The Myth of Perfectionism

Being yourself is the difference

A few years ago I was invited to speak at a global conference in Milan. At the time, it was a dream come true.  The conference represented everything I was interested in and the opportunity to be part of the program had me super-excited.

As soon as my spot was confirmed I started preparing the presentation, putting together draft after draft, going over and over the content, changing it, editing, discarding one idea, putting in another, scrapping that and going back to the original.

On the long flight from Sydney to Milan I worked on it constantly, fiddling with the content right up until the morning of the presentation. 

Suffice to say, once I walked onto the stage all that pent up perfecting bubbled over into what felt like a non-sensical word salad as my brain ducked and weaved trying to recall which bits I had left in and which ones I had finally decided to leave out.

I was spiralling in a vortex of perfectionism.

Feeling exhausted, overwhelmed and energetically zapped, what I now know from the experience (and others like it) is that paradoxically, the more you strive, prove and perfect, the further away you get from where you truly want to be.

Perfectionism, as an ideal, is a myth.

In fact striving to be perfect is a cover up for an underlying fear of not being good enough. As long as your work, your creations, or how you show up in the world is 'perfect' according to the standards you've set for yourself, you get to avoid the truth of who you are - a perfectly imperfect human being.

No-one is perfect and your value as a person doesn't depend on it.

Elizabeth Gilbert explains it well in her book Big Magic where she says:

“Perfectionism is just fear in fancy shoes and a mink coat, pretending to be elegant when actually it's just terrified.”

Your sub-conscious is terrified that you won't be liked, loved, belong or accepted if you're imperfect.  It uses what sound like acceptable excuses to prevent you from exposing yourself, and to lower the risk of any damage when you do. 

If you find yourself saying  "It's not perfect enough", "It's not ready yet", "It needs more work" it's likely you can relate.

The good news is that you're not alone (I'm with you on this) and it's partly not your fault.

You may have been lead down the pathway of perfectionism by being trained to believe that 'good-ness' and 'right-ness' are strategies for garnering love, attention and a sense of belonging.

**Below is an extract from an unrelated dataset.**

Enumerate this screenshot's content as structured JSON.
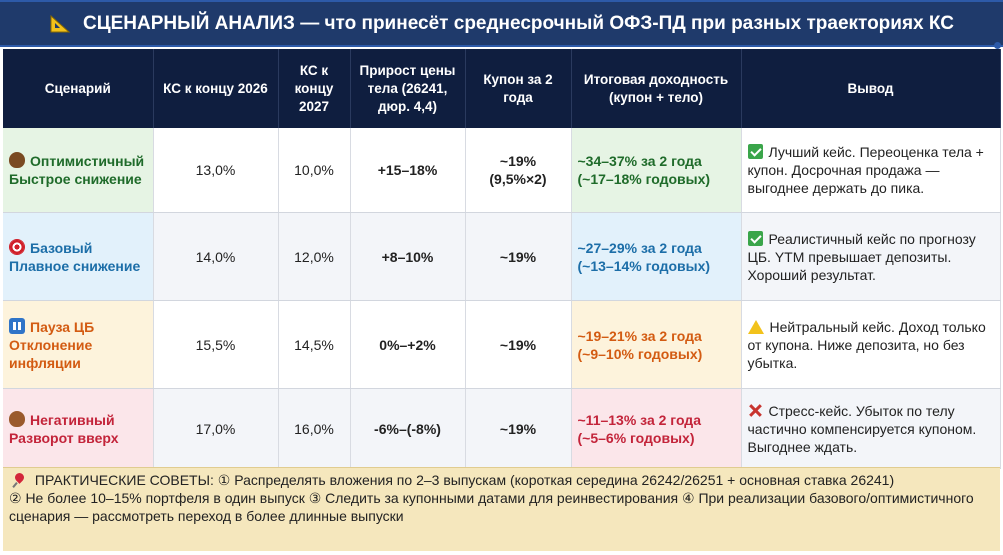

Being praised for getting things right, following the rules, excelling at something - whether it's sport, maths, tidying your room or the way you use your cutlery - all contribute.

Acknowledgement feels good so you keep striving to reproduce it. However projecting a persona based on societies expectations cuts you off from your authentic self expression. 

It's exhausting and it doesn't serve you.

Perfectionism costs. Some of the ways this plays out include:

  • Never putting your creations out into the world

  • Not showing up authentically

  • Perpetuating a sense of self-esteem based on a projected and protected, false image 

  • Not embracing your humanity

  • Perpetuating a belief that your value is dependent on what you produce, how you look and what you do, rather than who you are

  • Feeling a sense of separation - seesawing between feelings of superiority and inferiority


The myth of perfectionism ends up blocking the very thing you want - to be seen, heard and valued as your authentic self.

As Adam Kurtz said in this 99U talk:
"Nobody cares how talented you are. Being yourself is the difference."